Dear Trinity Family,
Things don’t always turn out the way we want. When I was preparing for these past couple of months, I pictured myself finishing a wonderful experience in Guatemala, followed by a relaxing and fun summer. Then I pictured a wonderful start to my year of internship as your Vicar. I thought I had a timeline worked out. I pictured leading worship in the building, in the wonderful space we all wish we could be in to worship. I thought things could be a bit more predictable. I had my expectations. Like all of you, my expectations were not met in the way I thought.
Some of us are preparing to return to school. Some of us are preparing for a return from summer, to begin anew the more intense times of work. Others are starting new ventures, like myself. This time of year is a normally a time of expected new beginnings, of renewal, of regrouping. Yet, we are not finding ourselves starting, renewing, or regrouping in the same way. Time can look very different; it certainly does for me. And space is not shared in the same way either.
Things don’t always turn out the way we want, or when we want. We are often not in control over our own time or our own space.
At this time, when we are distanced, we must work together to discern what God wants of us. This requires mutual cooperation, communication, and a sense of understanding. We can certainly work by our own rhythms of life but let us be mindful of who God is calling us to be. God has given us discerning hearts.
Our expectation can be in a God who loves us and who works in time in a way we cannot comprehend. Psalm 90 says “For a thousand years in your sight are like yesterday when it is past, or like a watch in the night.” God’s infinite love is calling us to be faithful to God, and God’s time.

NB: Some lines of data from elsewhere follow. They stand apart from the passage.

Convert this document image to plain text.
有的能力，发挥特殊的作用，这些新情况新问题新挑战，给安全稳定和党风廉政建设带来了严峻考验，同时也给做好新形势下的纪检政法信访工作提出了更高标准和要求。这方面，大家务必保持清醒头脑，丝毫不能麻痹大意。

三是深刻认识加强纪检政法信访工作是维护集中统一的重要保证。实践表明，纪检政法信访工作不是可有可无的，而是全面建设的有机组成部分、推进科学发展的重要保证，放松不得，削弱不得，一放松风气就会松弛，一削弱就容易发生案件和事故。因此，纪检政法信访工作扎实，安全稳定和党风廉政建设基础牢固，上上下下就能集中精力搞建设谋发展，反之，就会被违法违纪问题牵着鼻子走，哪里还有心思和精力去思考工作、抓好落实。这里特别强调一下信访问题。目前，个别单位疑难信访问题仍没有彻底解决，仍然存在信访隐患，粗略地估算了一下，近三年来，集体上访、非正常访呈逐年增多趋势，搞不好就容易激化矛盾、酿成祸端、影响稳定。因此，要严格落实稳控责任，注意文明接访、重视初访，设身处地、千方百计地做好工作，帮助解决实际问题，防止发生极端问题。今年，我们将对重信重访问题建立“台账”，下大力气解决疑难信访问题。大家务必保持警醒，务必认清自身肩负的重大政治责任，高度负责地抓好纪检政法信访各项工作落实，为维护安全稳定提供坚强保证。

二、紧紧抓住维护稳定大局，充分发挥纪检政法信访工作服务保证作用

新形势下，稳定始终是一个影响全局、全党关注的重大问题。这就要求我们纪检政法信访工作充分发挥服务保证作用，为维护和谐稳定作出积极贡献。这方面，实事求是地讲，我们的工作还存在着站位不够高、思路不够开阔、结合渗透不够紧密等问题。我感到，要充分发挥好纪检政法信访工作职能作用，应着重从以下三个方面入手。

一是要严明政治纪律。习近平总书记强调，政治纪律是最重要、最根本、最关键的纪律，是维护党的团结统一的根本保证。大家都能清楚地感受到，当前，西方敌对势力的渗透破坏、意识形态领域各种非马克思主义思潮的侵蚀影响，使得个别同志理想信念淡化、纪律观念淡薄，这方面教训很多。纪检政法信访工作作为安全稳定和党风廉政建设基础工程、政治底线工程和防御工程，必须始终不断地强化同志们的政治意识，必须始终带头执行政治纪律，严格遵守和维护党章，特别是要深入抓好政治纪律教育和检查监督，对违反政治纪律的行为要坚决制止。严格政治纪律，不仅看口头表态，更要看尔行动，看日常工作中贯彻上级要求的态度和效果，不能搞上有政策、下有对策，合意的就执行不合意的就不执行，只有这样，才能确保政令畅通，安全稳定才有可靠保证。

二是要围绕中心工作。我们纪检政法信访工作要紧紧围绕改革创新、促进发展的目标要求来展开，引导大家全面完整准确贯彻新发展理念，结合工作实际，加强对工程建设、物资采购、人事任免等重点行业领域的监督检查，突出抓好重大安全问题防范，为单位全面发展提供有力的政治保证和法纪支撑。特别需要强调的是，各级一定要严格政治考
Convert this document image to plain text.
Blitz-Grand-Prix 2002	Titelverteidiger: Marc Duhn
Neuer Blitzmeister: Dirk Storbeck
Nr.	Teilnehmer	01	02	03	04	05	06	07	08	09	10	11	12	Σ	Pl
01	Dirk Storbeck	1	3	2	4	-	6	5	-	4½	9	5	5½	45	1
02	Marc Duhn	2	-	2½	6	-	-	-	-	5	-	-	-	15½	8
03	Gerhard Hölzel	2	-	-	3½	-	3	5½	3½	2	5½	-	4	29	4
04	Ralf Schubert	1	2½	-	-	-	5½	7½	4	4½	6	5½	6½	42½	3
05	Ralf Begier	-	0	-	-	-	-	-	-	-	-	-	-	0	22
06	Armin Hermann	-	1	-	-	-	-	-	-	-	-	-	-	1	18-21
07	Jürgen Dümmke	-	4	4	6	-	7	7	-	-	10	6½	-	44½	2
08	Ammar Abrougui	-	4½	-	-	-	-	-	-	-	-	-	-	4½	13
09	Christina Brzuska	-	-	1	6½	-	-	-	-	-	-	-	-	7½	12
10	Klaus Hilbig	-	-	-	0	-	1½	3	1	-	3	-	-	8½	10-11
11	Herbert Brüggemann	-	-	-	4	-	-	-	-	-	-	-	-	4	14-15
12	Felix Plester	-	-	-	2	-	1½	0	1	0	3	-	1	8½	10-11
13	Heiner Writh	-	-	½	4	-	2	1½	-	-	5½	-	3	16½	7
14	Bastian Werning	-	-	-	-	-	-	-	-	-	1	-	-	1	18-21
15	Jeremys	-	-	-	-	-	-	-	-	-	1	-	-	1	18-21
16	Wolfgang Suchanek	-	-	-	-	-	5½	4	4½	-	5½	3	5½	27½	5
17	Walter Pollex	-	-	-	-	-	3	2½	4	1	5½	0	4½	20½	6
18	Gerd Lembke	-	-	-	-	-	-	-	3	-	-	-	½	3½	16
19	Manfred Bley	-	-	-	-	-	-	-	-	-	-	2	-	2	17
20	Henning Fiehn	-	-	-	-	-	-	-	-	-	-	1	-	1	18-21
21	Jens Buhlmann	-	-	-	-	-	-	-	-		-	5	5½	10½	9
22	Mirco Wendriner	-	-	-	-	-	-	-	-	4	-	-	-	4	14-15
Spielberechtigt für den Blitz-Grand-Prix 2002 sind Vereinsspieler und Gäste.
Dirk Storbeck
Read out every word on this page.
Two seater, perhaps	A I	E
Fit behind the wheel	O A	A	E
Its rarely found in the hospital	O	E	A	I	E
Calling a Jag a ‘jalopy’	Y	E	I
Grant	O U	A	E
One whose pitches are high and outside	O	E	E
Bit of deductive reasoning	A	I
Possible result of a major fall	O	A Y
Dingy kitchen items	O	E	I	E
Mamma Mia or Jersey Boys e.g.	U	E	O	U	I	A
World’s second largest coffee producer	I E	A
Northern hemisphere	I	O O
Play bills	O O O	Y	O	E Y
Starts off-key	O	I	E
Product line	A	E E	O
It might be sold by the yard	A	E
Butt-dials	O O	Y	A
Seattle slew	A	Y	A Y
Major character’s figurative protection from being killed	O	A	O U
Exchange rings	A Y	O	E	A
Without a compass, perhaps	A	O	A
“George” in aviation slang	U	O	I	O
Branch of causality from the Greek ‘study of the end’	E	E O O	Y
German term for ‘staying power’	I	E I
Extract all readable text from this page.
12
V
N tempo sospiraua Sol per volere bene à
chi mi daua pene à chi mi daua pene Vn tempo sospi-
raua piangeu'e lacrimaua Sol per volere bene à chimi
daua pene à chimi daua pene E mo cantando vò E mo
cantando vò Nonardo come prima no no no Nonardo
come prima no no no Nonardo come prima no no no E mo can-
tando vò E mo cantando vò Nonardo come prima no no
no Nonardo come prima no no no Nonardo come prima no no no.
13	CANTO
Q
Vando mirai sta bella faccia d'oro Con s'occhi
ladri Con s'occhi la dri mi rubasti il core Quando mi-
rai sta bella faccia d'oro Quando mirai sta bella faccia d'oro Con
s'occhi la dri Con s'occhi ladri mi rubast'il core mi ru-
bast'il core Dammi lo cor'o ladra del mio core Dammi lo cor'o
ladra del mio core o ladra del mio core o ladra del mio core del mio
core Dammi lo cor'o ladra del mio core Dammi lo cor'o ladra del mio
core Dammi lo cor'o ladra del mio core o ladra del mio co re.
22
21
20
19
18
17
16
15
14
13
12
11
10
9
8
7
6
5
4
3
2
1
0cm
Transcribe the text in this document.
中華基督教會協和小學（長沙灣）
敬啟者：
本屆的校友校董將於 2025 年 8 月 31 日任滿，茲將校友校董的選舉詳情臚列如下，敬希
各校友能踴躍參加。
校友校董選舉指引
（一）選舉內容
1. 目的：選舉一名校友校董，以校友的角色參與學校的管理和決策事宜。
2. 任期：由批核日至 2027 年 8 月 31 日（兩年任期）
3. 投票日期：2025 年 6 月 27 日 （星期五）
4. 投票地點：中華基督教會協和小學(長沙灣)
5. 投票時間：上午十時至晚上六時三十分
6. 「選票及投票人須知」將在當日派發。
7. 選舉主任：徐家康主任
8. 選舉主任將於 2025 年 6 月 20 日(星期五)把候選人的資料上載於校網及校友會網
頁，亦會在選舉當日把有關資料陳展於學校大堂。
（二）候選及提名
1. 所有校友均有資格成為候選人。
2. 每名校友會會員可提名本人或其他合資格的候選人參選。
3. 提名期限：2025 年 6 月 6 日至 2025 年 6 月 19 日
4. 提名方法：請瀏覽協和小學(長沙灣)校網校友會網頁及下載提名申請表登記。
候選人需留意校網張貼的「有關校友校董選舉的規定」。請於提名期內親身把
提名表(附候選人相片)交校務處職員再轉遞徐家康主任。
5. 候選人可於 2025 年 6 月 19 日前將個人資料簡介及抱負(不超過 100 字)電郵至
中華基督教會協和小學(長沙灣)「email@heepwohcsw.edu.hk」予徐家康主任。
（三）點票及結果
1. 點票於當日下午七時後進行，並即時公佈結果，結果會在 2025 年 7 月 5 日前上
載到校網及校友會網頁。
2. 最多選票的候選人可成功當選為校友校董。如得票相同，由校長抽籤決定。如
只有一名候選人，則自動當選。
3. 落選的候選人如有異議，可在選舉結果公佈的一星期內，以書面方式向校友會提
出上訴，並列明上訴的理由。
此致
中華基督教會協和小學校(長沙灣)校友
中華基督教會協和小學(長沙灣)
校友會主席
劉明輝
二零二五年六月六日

Let us not try to rush or be hasty. Let us not try to overextend our capabilities. We can trust in God who is working in God’s own way, not our own. God will walk with us through this time of new beginnings, of new workings, of new ways of study. God is always working. God will always walk by our side. In Christ Jesus, we are promised grace sufficient to live life’s day. Let us trust in God’s unending promise. Let God’s time be ours.
Vicar Luke Swanson
Dear Church Family,
When I arrived in Roanoke, I was impressed by the awesome beauty of the mountains. Mountains have always impressed me. Of course, I am not new them. I am from Pennsylvania after all! I was also able to see the magnificent Andes Mountains when I served as a missionary in Argentina. Mountains form my first impression of the natural beauty around me. What amazes me about mountains is just how ancient they are, and they are still here!
As I begin this new chapter at Trinity Evangelical Lutheran Church, I am reminded that we are rooted in an ancient way that brings us into an amazing relationship with God and our neighbor.
But even with our ancient faith God does not stop creating and moving mountains. God doesn’t stop us from moving growing closer together as a community of faith.
As I look at the mountains here in Roanoke, I am reminded of Jesus who “went up the mountain” (Matthew 5:1) at the beginning of his ministry to preach the Word of God. Jesus preached the age-old story of God’s promise to us. A promise of new life.
This year will be a time of new life for all of us. I pray that our time together will grow into bountiful and beautiful relationships where we all can feel the ancient story of God’s mission and our newness in God’s promise.
We have new life in Jesus, and like the mountains, this promise of new life stands the test of time. Our relationship with Jesus is both ancient and new. Let’s grow together in this new life.
At Trinity, I look forward to the witnessing the vision that it shares with the World. I look forward to the ministry that it does as it shares its space with neighbors and witnesses to the Gospel from 4040 Williamson Road. God won’t stop working through us. No separation keeps us from the Grace of God. Let the mountains remind us of this promise.
I look forward to our ministry together and God’s peace be with you.